Rep. Louie Gohmert (R-Texas) should get his facts right. On Friday, he used suicide rates among veterans to make a misleading, inaccurate argument against sexual reassignment surgery.
“Now this administration says, ‘We’re going to have the V.A. do sex change operations.’ Really?” he said in a video obtained by Right Wing Watch. “Do we not have enough veterans committing suicide without you increasing that 20 times? Enough is enough. We have to stand up for our veterans. We’re the adults. We have to stand up for our children.”
He was criticizing a proposal that’d allow the Department of Veterans Affairs to cover sex reassignment surgery for transgender patients.
See the statement here:
He’s wrong. Increasing veteran suicide rate by 20 times? Where did he get that number? Even when I account for the hyperbole, he is just wrong.
Let’s start with rates of suicide attempts among transgender people. The numbers are ridiculously high, but aren’t linked to sex reassignment surgery. They’re linked to harassment.
In 2010, the National Center for Transgender Equality and the National Gay and Lesbian Task Force published a study on this. Forty-one percent of transgender respondents reported an attempted suicide. While accounting for other variables that are involved in taking one’s life, investigators discovered discrimination played a huge role.
“Those who were bullied, harassed, assaulted, or expelled because they were transgender or gender non-conforming in school also reported significantly elevated levels of suicide attempts (51% compared with 41% of our sample as a whole),” they said.
These numbers dwarf the 4.6 percent average among the general U.S. population, according to a 2014 follow up study by the Williams Institute at UCLA Law. It even outdoes the 10-20 percent average among lesbian, gay, and bisexual adults who report suicide attempts.
Researchers at the Williams Institute found that many transgender respondents were ostracized by family members (57 percent), discriminated at work (at least 50 percent), bullied at school (at least 50 percent), reported victimization by law enforcement (at least 57 percent), and experienced homelessness (69 percent). The findings related to healthcare aren’t even concerned with sex reassignment surgery, just general treatment. Sixty percent said doctors or other health care providers simply refused to take care of them.

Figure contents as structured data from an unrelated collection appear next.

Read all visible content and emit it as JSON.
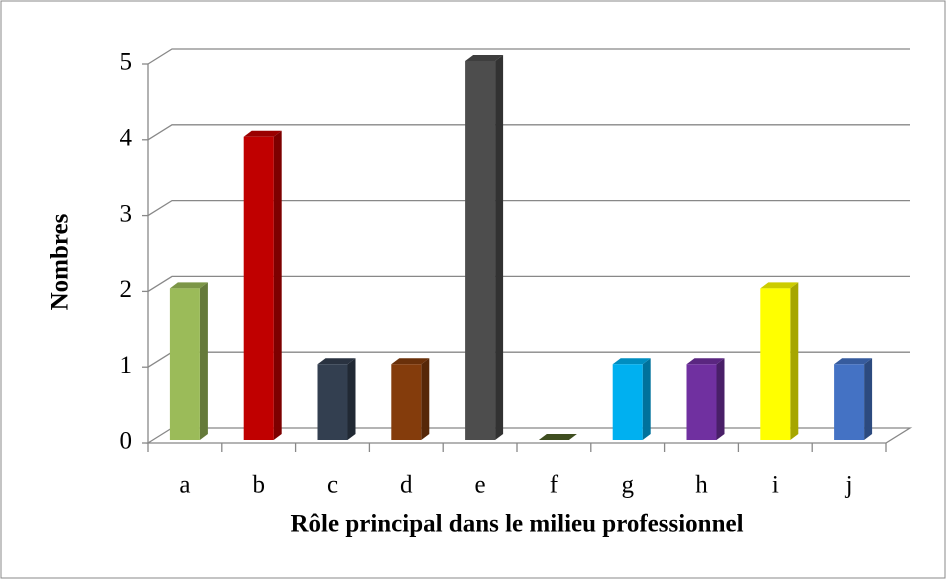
{
  "chart_data": {
    "type": "bar3d",
    "x_label": "Rôle principal dans le milieu professionnel",
    "y_label": "Nombres",
    "categories": [
      "a",
      "b",
      "c",
      "d",
      "e",
      "f",
      "g",
      "h",
      "i",
      "j"
    ],
    "values": [
      2,
      4,
      1,
      1,
      5,
      0,
      1,
      1,
      2,
      1
    ],
    "colors": [
      "#9bbb59",
      "#c00000",
      "#333f50",
      "#843c0c",
      "#4d4d4d",
      "#4f6228",
      "#00b0f0",
      "#7030a0",
      "#ffff00",
      "#4472c4"
    ],
    "ylim": [
      0,
      5
    ],
    "yticks": [
      0,
      1,
      2,
      3,
      4,
      5
    ],
    "grid": true
  }
}
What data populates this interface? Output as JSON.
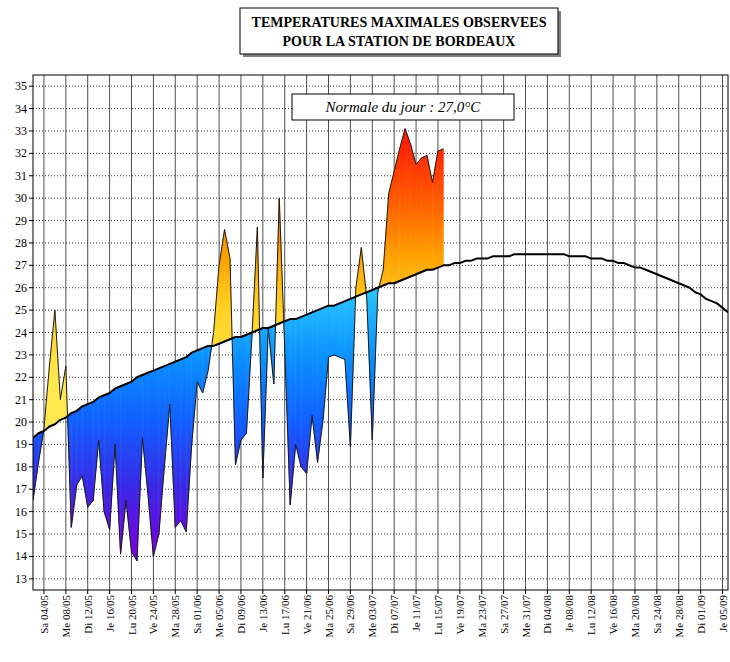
{
  "chart_data": {
    "type": "area",
    "title": "TEMPERATURES MAXIMALES OBSERVEES",
    "subtitle": "POUR LA STATION DE BORDEAUX",
    "annotations": [
      "Normale du jour : 27,0°C"
    ],
    "categories": [
      null,
      null,
      "Sa 04/05",
      null,
      null,
      null,
      "Me 08/05",
      null,
      null,
      null,
      "Di 12/05",
      null,
      null,
      null,
      "Je 16/05",
      null,
      null,
      null,
      "Lu 20/05",
      null,
      null,
      null,
      "Ve 24/05",
      null,
      null,
      null,
      "Ma 28/05",
      null,
      null,
      null,
      "Sa 01/06",
      null,
      null,
      null,
      "Me 05/06",
      null,
      null,
      null,
      "Di 09/06",
      null,
      null,
      null,
      "Je 13/06",
      null,
      null,
      null,
      "Lu 17/06",
      null,
      null,
      null,
      "Ve 21/06",
      null,
      null,
      null,
      "Ma 25/06",
      null,
      null,
      null,
      "Sa 29/06",
      null,
      null,
      null,
      "Me 03/07",
      null,
      null,
      null,
      "Di 07/07",
      null,
      null,
      null,
      "Je 11/07",
      null,
      null,
      null,
      "Lu 15/07",
      null,
      null,
      null,
      "Ve 19/07",
      null,
      null,
      null,
      "Ma 23/07",
      null,
      null,
      null,
      "Sa 27/07",
      null,
      null,
      null,
      "Me 31/07",
      null,
      null,
      null,
      "Di 04/08",
      null,
      null,
      null,
      "Je 08/08",
      null,
      null,
      null,
      "Lu 12/08",
      null,
      null,
      null,
      "Ve 16/08",
      null,
      null,
      null,
      "Ma 20/08",
      null,
      null,
      null,
      "Sa 24/08",
      null,
      null,
      null,
      "Me 28/08",
      null,
      null,
      null,
      "Di 01/09",
      null,
      null,
      null,
      "Je 05/09",
      null
    ],
    "series": [
      {
        "color": "#1a1a1a",
        "values": [
          16.5,
          18.2,
          19.7,
          22.5,
          25.0,
          21.0,
          22.5,
          15.3,
          17.2,
          17.6,
          16.2,
          16.5,
          19.2,
          16.0,
          15.2,
          19.0,
          14.1,
          16.5,
          14.2,
          13.8,
          19.3,
          16.8,
          14.0,
          15.0,
          18.0,
          20.8,
          15.3,
          15.6,
          15.1,
          19.0,
          21.8,
          21.3,
          22.3,
          24.0,
          27.0,
          28.6,
          27.3,
          18.1,
          19.2,
          19.5,
          23.8,
          28.7,
          17.5,
          24.2,
          21.7,
          30.0,
          23.3,
          16.3,
          19.0,
          18.0,
          17.7,
          20.3,
          18.2,
          20.1,
          22.9,
          23.0,
          22.9,
          22.8,
          18.9,
          26.0,
          27.8,
          25.5,
          19.2,
          25.8,
          26.8,
          30.2,
          31.2,
          32.2,
          33.1,
          32.4,
          31.5,
          31.8,
          31.9,
          30.7,
          32.1,
          32.2,
          null,
          null,
          null,
          null,
          null,
          null,
          null,
          null,
          null,
          null,
          null,
          null,
          null,
          null,
          null,
          null,
          null,
          null,
          null,
          null,
          null,
          null,
          null,
          null,
          null,
          null,
          null,
          null,
          null,
          null,
          null,
          null,
          null,
          null,
          null,
          null,
          null,
          null,
          null,
          null,
          null,
          null,
          null,
          null,
          null,
          null,
          null,
          null,
          null,
          null,
          null,
          null
        ]
      },
      {
        "type": "line",
        "color": "#000000",
        "values": [
          19.3,
          19.5,
          19.6,
          19.8,
          19.9,
          20.1,
          20.2,
          20.4,
          20.5,
          20.7,
          20.8,
          20.9,
          21.1,
          21.2,
          21.3,
          21.5,
          21.6,
          21.7,
          21.8,
          22.0,
          22.1,
          22.2,
          22.3,
          22.4,
          22.5,
          22.6,
          22.7,
          22.8,
          22.9,
          23.1,
          23.2,
          23.3,
          23.4,
          23.4,
          23.5,
          23.6,
          23.7,
          23.8,
          23.8,
          23.9,
          24.0,
          24.1,
          24.2,
          24.2,
          24.3,
          24.4,
          24.5,
          24.6,
          24.6,
          24.7,
          24.8,
          24.9,
          25.0,
          25.1,
          25.2,
          25.2,
          25.3,
          25.4,
          25.5,
          25.6,
          25.7,
          25.8,
          25.9,
          26.0,
          26.1,
          26.2,
          26.2,
          26.3,
          26.4,
          26.5,
          26.6,
          26.7,
          26.8,
          26.8,
          26.9,
          27.0,
          27.0,
          27.1,
          27.1,
          27.2,
          27.2,
          27.3,
          27.3,
          27.3,
          27.4,
          27.4,
          27.4,
          27.4,
          27.5,
          27.5,
          27.5,
          27.5,
          27.5,
          27.5,
          27.5,
          27.5,
          27.5,
          27.5,
          27.4,
          27.4,
          27.4,
          27.4,
          27.3,
          27.3,
          27.3,
          27.2,
          27.2,
          27.1,
          27.1,
          27.0,
          26.9,
          26.9,
          26.8,
          26.7,
          26.6,
          26.5,
          26.4,
          26.3,
          26.2,
          26.1,
          26.0,
          25.8,
          25.7,
          25.5,
          25.4,
          25.3,
          25.1,
          24.9
        ]
      }
    ],
    "ylim": [
      12.5,
      35.5
    ],
    "yticks": [
      13,
      14,
      15,
      16,
      17,
      18,
      19,
      20,
      21,
      22,
      23,
      24,
      25,
      26,
      27,
      28,
      29,
      30,
      31,
      32,
      33,
      34,
      35
    ],
    "grid": true
  }
}
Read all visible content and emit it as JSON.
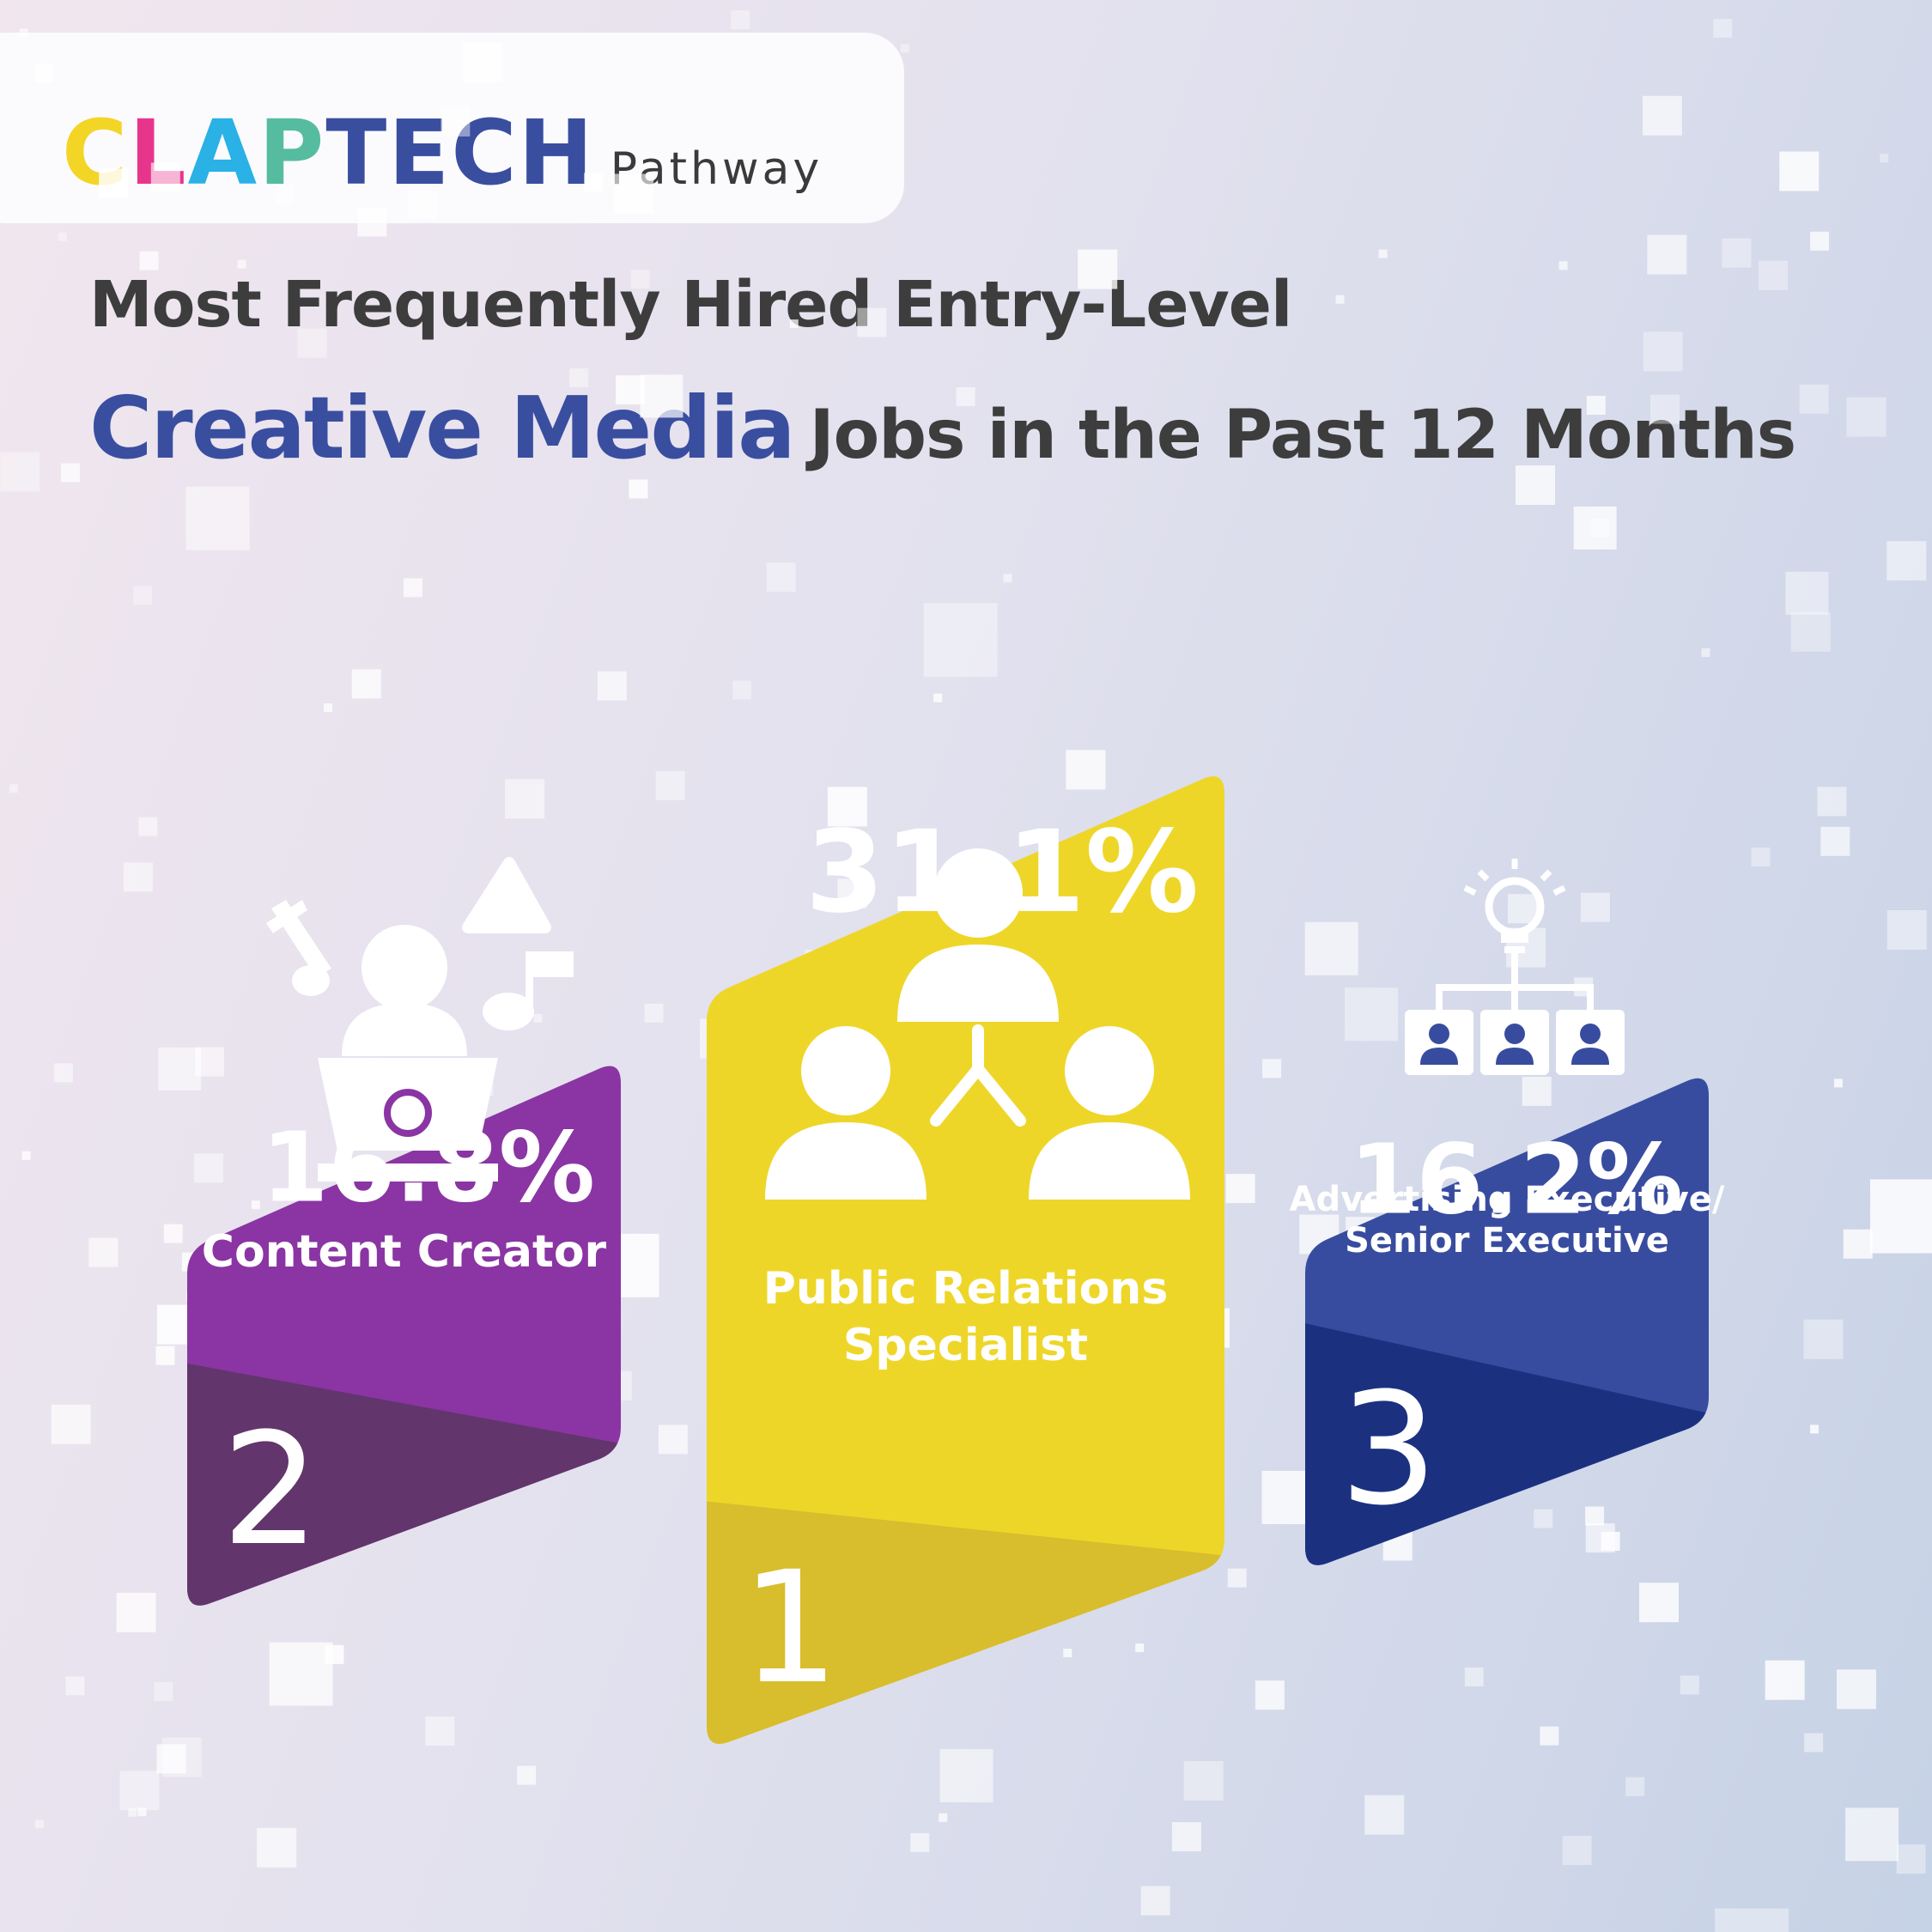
{
  "logo": {
    "letters": [
      {
        "char": "C",
        "color": "#f3d526"
      },
      {
        "char": "L",
        "color": "#e8358c"
      },
      {
        "char": "A",
        "color": "#2ab1e6"
      },
      {
        "char": "P",
        "color": "#56bca0"
      },
      {
        "char": "T",
        "color": "#3a4ea0"
      },
      {
        "char": "E",
        "color": "#3a4ea0"
      },
      {
        "char": "C",
        "color": "#3a4ea0"
      },
      {
        "char": "H",
        "color": "#3a4ea0"
      }
    ],
    "wordmark": "CLAPTECH",
    "sub": "Pathway"
  },
  "title": {
    "line1": "Most Frequently Hired Entry-Level",
    "highlight": "Creative Media",
    "rest": "Jobs in the Past 12 Months"
  },
  "colors": {
    "purple": "#8a35a3",
    "purple_dark": "#62356c",
    "yellow": "#eed629",
    "yellow_dark": "#d8bd2d",
    "blue": "#384c9f",
    "blue_dark": "#1b3180",
    "title_accent": "#3a4ea0",
    "title_text": "#3d3d3d"
  },
  "chart_data": {
    "type": "bar",
    "categories": [
      "Content Creator",
      "Public Relations Specialist",
      "Advertising Executive/ Senior Executive"
    ],
    "values": [
      16.8,
      31.1,
      16.2
    ],
    "value_labels": [
      "16.8%",
      "31.1%",
      "16.2%"
    ],
    "ranks": [
      "2",
      "1",
      "3"
    ],
    "label_lines": [
      [
        "Content Creator"
      ],
      [
        "Public Relations",
        "Specialist"
      ],
      [
        "Advertising Executive/",
        "Senior Executive"
      ]
    ],
    "icons": [
      "presenter-music-icon",
      "team-network-icon",
      "idea-org-chart-icon"
    ],
    "unit": "%"
  }
}
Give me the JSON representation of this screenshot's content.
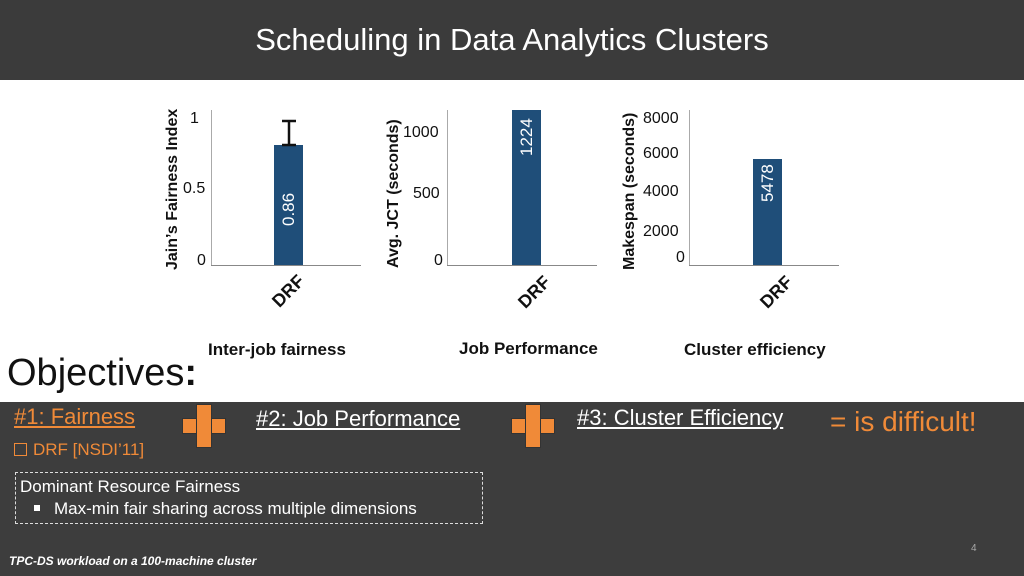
{
  "slide": {
    "title": "Scheduling in Data Analytics Clusters",
    "objectives_label": "Objectives",
    "objective_1": "#1: Fairness",
    "objective_2": "#2: Job Performance",
    "objective_3": "#3: Cluster Efficiency",
    "result": "=  is difficult!",
    "drf_item": "DRF [NSDI’11]",
    "box_title": "Dominant Resource Fairness",
    "box_bullet": "Max-min fair sharing across multiple dimensions",
    "footer": "TPC-DS workload on a 100-machine cluster",
    "page_number": "4",
    "accent_color": "#f08a38",
    "bar_color": "#1f4e79"
  },
  "chart_data": [
    {
      "type": "bar",
      "categories": [
        "DRF"
      ],
      "values": [
        0.86
      ],
      "value_label": "0.86",
      "error": [
        0.75,
        1.0
      ],
      "ylabel": "Jain’s Fairness Index",
      "yticks": [
        "1",
        "0.5",
        "0"
      ],
      "ylim": [
        0,
        1.05
      ],
      "caption": "Inter-job fairness"
    },
    {
      "type": "bar",
      "categories": [
        "DRF"
      ],
      "values": [
        1224
      ],
      "value_label": "1224",
      "ylabel": "Avg. JCT (seconds)",
      "yticks": [
        "1000",
        "500",
        "0"
      ],
      "ylim": [
        0,
        1240
      ],
      "caption": "Job Performance"
    },
    {
      "type": "bar",
      "categories": [
        "DRF"
      ],
      "values": [
        5478
      ],
      "value_label": "5478",
      "ylabel": "Makespan (seconds)",
      "yticks": [
        "8000",
        "6000",
        "4000",
        "2000",
        "0"
      ],
      "ylim": [
        0,
        8000
      ],
      "caption": "Cluster efficiency"
    }
  ]
}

Then there is the matter of people who have served in the U.S. armed forces. I led with the example of transgender people because this is only recently publicized. But the situation really isn’t better for American vets.
The V.A. itself says that from 2001 – 2007, deployed vets of the Iraq and Afghanistan wars had a higher suicide risk compared to the U.S. general population: 41 percent higher. For non-deployed vets, that number shot up to 61 percent. In those six years, 21.3 percent of all deployed veteran deaths were by suicide. That number is 19.7 percent for non-deployed deaths.
A 2012 finding showed that 22 vets die by suicide each day, and as of early 2016, the suicide rate remained 50 percent higher than for civilians. The V.A. continues to tackle this problem publicly, but a 2015 report by The Washington Post’s Michelle Ye Hee Lee found that research on this subject isn’t very diverse. She argued the “22 a day,” as used, is often reported without context, and is based on incomplete research.
There isn’t that much data and explanation surrounding military suicide rates. Nonetheless, available research might be telling. In 2015, the V.A. said up to 20 percent of Iraqi war vets suffer or have suffered from post-traumatic stress disorder. It’s 12 percent for vets of the Gulf War, and possibly as much as 30 percent for Vietnam vets. Compare that to the general population, who suffers it at a 7 – 8 percent rate.
The National Institute of Mental Health links PTSD to suicidal ideation.
Even retired Army Captain Stacy Bear (who claimed military suicide rates are vastly overestimated) has said vets face special problems civilians don’t, and treatment must be specific to them.
“The challenges of adjustment and transition, post-traumatic stress, traumatic brain injuries, and physical disabilities, all need to be addressed especially as these things result in barriers to education, employment, health care, and overall individual well-being,” he said in a June, 2015 article. “Many of these needs are being met by a combination of different veteran-serving nonprofits and V.A. support. Unfortunately, there are still gaps in the system.”
We also shouldn’t forget the role military sexual trauma has in increasing suicide rates.
So, Rep. Gohmert, when a transgender veteran commits suicide, successful sex reassignment surgery won’t be the reason. It might be because their mother froze them out. It might be because they lost a friend to an IED. It might be due to discrimination from other soldiers, or problems struggling with a catastrophic injury sustained in battle. But a treatment that improves their lives? No.
Helping people in need means we need to know what caused their problems. We can’t do that if we rely on false hyperbole. Rep. Gohmert, please do your research before you spread more misinformation.